Бумага была прочитана в третий раз, и старик потребовал огня. В комнату к Андрею Ивановичу, постукивая костылем, притащилась с тоненькой восковой свечкой княгиня Алена Васильевна. Грузная, большая, она еле передвигала распухшие ноги, шурша коричневым шелком, траурным платьем своим, которое носила теперь постоянно — и в пост и в скоромные дни, в праздник и в будни. Она зажгла свечку от лампады перед образом и прилепила к столу, раскрашенному выцветшими красками.
Андрей Иванович взял из рук сына подмётное письмо. Он поднес толстый бугроватый листок к огню, но бумага не загорелась, а стала тлеть, рассыпаясь серебристо-черным прахом по столу. Когда бумага истлела вся, Андрей Иванович дунул на черные соринки, усеявшие весь стол, и они, как мухи, целым роем взвились вверх и разлетелись в разные стороны под низким дубовым потолком.
— Присядь, княгиня, посиди уж, — подвинул Андрей Иванович ногою Алене Васильевне скамейку. — А ты, сынок, ступай, побегай еще, порезвись, походи по Москве. Тебе уж недолго… Скоро уж ты… И о чем читал тут, забудь. Нельзя тебе и припомнить ничего из письма этого лихого. Слова не молви… забудь!.. — И старик коснулся уст своих пальцем.
Но как забыть князю Ивану это письмо? Он прочитал грамотку эту три раза. Он чуть ли не всю знал ее теперь наизусть.
XVI. Весенней ночью
С некоторых пор пан Феликс Заблоцкий стал как-то прихмурлив, точно на сердце пала ему крутая забота. Он бросил наигрывать на своей свирёлке, и грохочущий его хохот не так часто вырывался из раскрытого окошка, взметаясь над бурьяном. Даже по Мюнстеровой космографии переводил он русобородому ученику своему как бы нехотя и через силу.

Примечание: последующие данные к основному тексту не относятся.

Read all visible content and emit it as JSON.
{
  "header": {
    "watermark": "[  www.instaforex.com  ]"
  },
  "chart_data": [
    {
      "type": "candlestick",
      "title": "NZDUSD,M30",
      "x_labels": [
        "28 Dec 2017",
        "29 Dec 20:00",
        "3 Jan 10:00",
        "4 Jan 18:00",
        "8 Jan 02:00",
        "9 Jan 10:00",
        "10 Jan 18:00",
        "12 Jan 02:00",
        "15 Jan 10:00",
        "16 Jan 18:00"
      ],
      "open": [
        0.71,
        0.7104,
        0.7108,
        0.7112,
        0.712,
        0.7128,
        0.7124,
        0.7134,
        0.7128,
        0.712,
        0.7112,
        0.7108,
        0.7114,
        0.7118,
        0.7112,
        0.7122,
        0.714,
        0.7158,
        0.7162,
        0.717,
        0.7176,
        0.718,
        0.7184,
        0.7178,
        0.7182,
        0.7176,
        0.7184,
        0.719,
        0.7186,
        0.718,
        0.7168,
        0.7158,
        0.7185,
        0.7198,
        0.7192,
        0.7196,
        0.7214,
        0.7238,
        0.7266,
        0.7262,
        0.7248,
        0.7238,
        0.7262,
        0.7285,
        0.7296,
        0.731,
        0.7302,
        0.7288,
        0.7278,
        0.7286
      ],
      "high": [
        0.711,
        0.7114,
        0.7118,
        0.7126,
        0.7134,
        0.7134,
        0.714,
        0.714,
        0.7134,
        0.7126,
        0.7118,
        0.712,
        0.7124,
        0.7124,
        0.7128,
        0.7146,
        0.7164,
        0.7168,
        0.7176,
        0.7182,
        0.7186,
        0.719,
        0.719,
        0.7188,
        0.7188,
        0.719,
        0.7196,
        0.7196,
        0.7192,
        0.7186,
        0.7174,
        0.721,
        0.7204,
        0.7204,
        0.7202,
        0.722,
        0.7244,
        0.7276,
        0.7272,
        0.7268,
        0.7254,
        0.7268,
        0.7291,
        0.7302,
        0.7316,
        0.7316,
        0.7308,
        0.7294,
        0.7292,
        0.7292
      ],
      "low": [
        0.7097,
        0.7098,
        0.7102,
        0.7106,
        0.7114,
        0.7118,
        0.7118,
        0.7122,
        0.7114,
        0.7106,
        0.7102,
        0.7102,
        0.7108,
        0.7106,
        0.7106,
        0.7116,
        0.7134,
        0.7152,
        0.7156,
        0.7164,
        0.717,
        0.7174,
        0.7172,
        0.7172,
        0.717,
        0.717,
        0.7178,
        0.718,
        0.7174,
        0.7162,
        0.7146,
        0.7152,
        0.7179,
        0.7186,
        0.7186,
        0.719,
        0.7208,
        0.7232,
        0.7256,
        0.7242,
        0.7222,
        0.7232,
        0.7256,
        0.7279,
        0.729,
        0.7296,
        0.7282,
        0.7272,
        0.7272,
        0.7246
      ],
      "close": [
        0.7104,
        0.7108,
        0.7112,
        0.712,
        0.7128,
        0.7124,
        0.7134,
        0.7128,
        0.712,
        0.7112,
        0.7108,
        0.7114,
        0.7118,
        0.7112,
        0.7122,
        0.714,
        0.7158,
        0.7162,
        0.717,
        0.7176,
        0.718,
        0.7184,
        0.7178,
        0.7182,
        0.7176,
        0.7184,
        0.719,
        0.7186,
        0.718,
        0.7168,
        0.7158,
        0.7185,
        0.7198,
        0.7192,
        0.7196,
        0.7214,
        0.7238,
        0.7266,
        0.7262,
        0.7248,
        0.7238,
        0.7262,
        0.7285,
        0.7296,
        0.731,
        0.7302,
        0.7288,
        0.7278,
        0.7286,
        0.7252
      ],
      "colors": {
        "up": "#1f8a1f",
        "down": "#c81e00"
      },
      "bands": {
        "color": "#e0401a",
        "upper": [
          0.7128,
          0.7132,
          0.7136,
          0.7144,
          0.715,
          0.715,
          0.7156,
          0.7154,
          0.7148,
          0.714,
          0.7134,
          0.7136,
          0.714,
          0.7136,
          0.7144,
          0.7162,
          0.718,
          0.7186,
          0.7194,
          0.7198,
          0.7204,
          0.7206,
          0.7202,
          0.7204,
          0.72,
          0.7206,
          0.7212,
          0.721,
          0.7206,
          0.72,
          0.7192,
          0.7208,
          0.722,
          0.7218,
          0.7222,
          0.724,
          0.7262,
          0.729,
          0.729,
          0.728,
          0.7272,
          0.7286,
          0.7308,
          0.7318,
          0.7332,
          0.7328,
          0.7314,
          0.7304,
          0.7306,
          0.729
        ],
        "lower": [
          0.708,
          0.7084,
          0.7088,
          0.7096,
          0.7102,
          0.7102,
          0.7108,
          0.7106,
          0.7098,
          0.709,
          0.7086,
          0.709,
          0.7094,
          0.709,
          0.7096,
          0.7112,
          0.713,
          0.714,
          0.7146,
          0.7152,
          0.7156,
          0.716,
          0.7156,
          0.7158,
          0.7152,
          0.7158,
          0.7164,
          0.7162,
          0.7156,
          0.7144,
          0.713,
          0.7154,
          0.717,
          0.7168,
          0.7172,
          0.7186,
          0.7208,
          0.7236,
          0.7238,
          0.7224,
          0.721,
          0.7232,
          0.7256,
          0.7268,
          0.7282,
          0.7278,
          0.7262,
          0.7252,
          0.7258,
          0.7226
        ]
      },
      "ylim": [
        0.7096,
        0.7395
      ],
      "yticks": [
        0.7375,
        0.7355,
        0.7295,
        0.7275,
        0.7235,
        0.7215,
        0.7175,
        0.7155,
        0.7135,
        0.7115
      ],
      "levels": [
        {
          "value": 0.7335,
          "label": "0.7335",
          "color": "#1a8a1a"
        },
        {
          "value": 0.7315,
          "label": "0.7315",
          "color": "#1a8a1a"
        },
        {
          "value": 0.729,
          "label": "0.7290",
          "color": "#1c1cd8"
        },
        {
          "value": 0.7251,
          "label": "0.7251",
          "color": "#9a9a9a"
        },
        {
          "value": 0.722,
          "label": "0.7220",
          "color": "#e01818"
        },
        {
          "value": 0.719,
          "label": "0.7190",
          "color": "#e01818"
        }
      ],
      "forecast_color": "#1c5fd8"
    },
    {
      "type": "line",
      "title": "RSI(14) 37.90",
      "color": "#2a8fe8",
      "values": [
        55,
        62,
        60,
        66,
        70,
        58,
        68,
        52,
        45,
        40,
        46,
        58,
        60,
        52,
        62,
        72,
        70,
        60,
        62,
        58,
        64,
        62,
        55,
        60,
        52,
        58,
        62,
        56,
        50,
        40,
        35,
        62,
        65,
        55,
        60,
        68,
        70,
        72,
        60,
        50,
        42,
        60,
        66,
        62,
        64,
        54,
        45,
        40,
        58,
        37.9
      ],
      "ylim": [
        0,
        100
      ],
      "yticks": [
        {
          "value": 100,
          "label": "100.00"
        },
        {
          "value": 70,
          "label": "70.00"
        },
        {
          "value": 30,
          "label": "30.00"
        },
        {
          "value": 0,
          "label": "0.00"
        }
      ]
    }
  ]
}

А князь Иван, когда приходил к нему по субботам, заставал у него теперь каких-то странных людей, литовских, должно быть, купчин в черных атласных кафтанах, в желтых шапках, с длинными кудерками, которые вились у них, словно шурупы, по щекам, поверх черных бород. Но стоило только князю Ивану, приклонивши голову, переступить порог «замка», обмазанного потрескавшеюся глиной, как литовские люди живо собирали свои пожитки и, не мешкая, убирались прочь со двора. Кто знает, о чем шептался с желтыми шапками пан Феликс Заблоцкий нерусскою речью?.. Но, случалось, князь Иван успевал поймать и знакомое слово: «царевич», либо «война», либо «Борис». «Не желтые ли те шапки по дворам листы мечут, — подумалось князю Ивану: — Литва да Польша? Царевич Димитрий — он в Литве, бают, в Гоще или в Самборе». И как бы подлинный голос царевича прозвучал у князя Ивана в ушах словами из подмётного письма, найденного в подворотне под кирпичом: «Я, Димитрий Иванович, ныне, возмужав, иду на Московское государство, на все государства Российского царствия».